En los trabajos de reflexión en torno a la muerte, sus archivos o las prácticas rituales funerarias, es difícil no pensar en los afectos que nos unen a nuestros muertos o a los lugares donde ellos están enterrados.
¿Por qué estos trabajos nos hacen hurgar en nuestro pasado? Porque la muerte no deja de ser una experiencia personal que paradójicamente también tenemos en vida: recordamos el primer muerto que vimos, el dolor que sentimos al perder a una persona cercana, hemos dispuesto una serie de actividades para que se cumplan en nuestro funeral, algunos habrán escrito el epitafio que esperan tener grabado en su lápida, pensamos en nuestros muertos y al hacerlo nos mantenemos en contacto con ellos. De manera que registrar y revisar una y otra vez el archivo de entrevistas y secuencias de video de los animeros ha sido como tener en las manos un álbum de fotos y buscar entre sus múltiples imágenes el lazo afectivo que me une a un territorio del que me había alejado y acercarme a una práctica ritual en la que participaron mis abuelos y bisabuelos. El pensar y documentar estos rituales implica también reconocerse en una historia familiar.
Los trabajos de análisis en torno al culto a los muertos permiten entender que las atenciones que se le dan a un difunto al momento de preparar el cuerpo o en el velorio son mucho más que un acto aprendido. Tienen que ver con vínculos afectivos y expectativas que los vivos tejemos con respecto a los muertos al pensarlos (en el catolicismo popular) como mediadores con una divinidad.
Esos gestos de limpiar el cuerpo, adecuar un espacio para él, acompañarlo día y noche en su tránsito del mundo de los vivos hacia el mundo de los muertos, pretenden allanar el camino que se supone debe pasar el espíritu y a la vez nos hacen conscientes de nuestra propia finitud.
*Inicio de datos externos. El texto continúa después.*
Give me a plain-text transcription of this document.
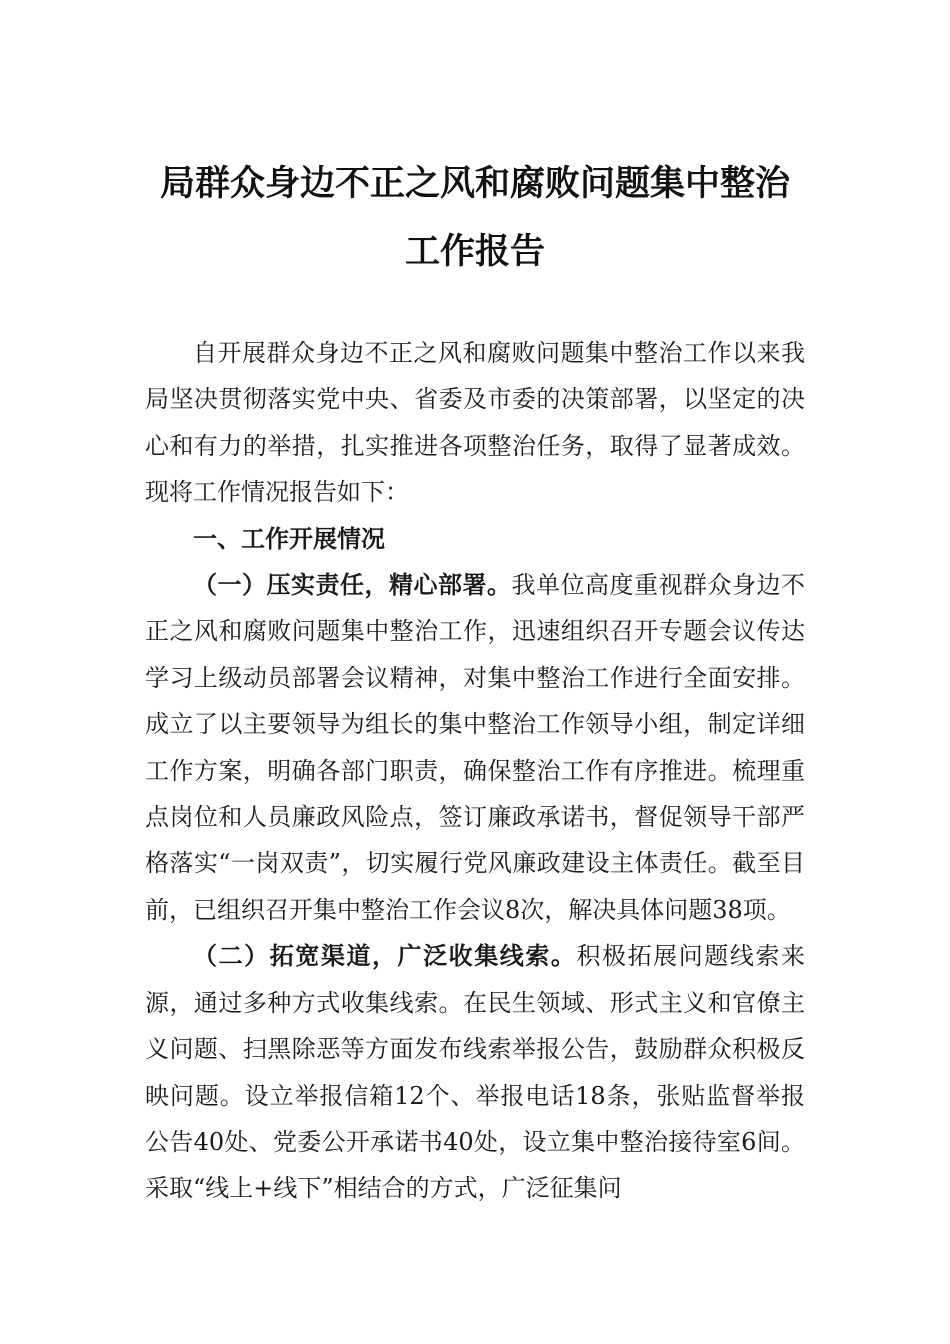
局群众身边不正之风和腐败问题集中整治
工作报告

自开展群众身边不正之风和腐败问题集中整治工作以来我局坚决贯彻落实党中央、省委及市委的决策部署，以坚定的决心和有力的举措，扎实推进各项整治任务，取得了显著成效。现将工作情况报告如下：

一、工作开展情况

（一）压实责任，精心部署。我单位高度重视群众身边不正之风和腐败问题集中整治工作，迅速组织召开专题会议传达学习上级动员部署会议精神，对集中整治工作进行全面安排。成立了以主要领导为组长的集中整治工作领导小组，制定详细工作方案，明确各部门职责，确保整治工作有序推进。梳理重点岗位和人员廉政风险点，签订廉政承诺书，督促领导干部严格落实“一岗双责”，切实履行党风廉政建设主体责任。截至目前，已组织召开集中整治工作会议8次，解决具体问题38项。

（二）拓宽渠道，广泛收集线索。积极拓展问题线索来源，通过多种方式收集线索。在民生领域、形式主义和官僚主义问题、扫黑除恶等方面发布线索举报公告，鼓励群众积极反映问题。设立举报信箱12个、举报电话18条，张贴监督举报公告40处、党委公开承诺书40处，设立集中整治接待室6间。采取“线上+线下”相结合的方式，广泛征集问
Esa conciencia de que moriremos un día es la que nos lleva a preparar y pensar con antelación ciertas disposiciones para el último día de nuestra vida. En ese sentido, si entendemos, por ejemplo, a la muerte como un nexo con el pasado, como un vínculo a una historia familiar y a una vida en comunidad, como un ancla a un territorio, ya no parecen descabellados esos pedidos frecuentes de personas que quieren ser enterradas en los lugares de su infancia.
Y es que en la muerte, en los espacios funerarios, también representamos lo que hemos sido en vida.
En la memoria
La última vez que me encontré con los animeros fue en abril de 2016. Ese día no iban a sacar a las almas en procesión. En esa ocasión nos acompañaban en el velorio de mi abuelo, que había pedido ser enterrado en el lugar donde creció y crió a sus hijos.
En la sala parroquial donde fue velado el cuerpo, que había sido trasladado desde Guayaquil, donde pasó sus últimos años, se acomodaron sus conocidos. Entre ellos estaban unos pocos animeros que se sentaron al final de la sala.
Entonces no eran los hombres de túnica blanca y calavera en mano. Ese día eran los tejedores de ponchos, los jóvenes y campesinos ancianos, que al llegar noviembre se revisten de la autoridad que los pobladores tácitamente les han entregado por ser los mediadores entre los vivos y los muertos.
Los días que duró el velorio, como ocurre en otras zonas rurales del país, se impuso un sentido colectivo de la muerte. Es decir, ese lugar convertido en un espacio funerario era a la vez un sitio destinado para compartir los alimentos y la bebida, para reencontrarse y para despedirse.
Y ahí estuvieron los animeros, esos hombres a los que escucho en mi mente cada noviembre que no puedo viajar a Guanando. Esos hombres a los que todavía espero escuchar, ya no con miedo sino con la certeza de que mantienen vivo en mi memoria el recuerdo de mis muertos.
Son los mismos animeros a los que mi abuela esperaba junto a sus hijos. Que caminan entre tumbas a la media noche. Que rezan. Que vienen con los muertos. Que llevan en sus manos esa calavera que hasta el día de hoy no he podido besar.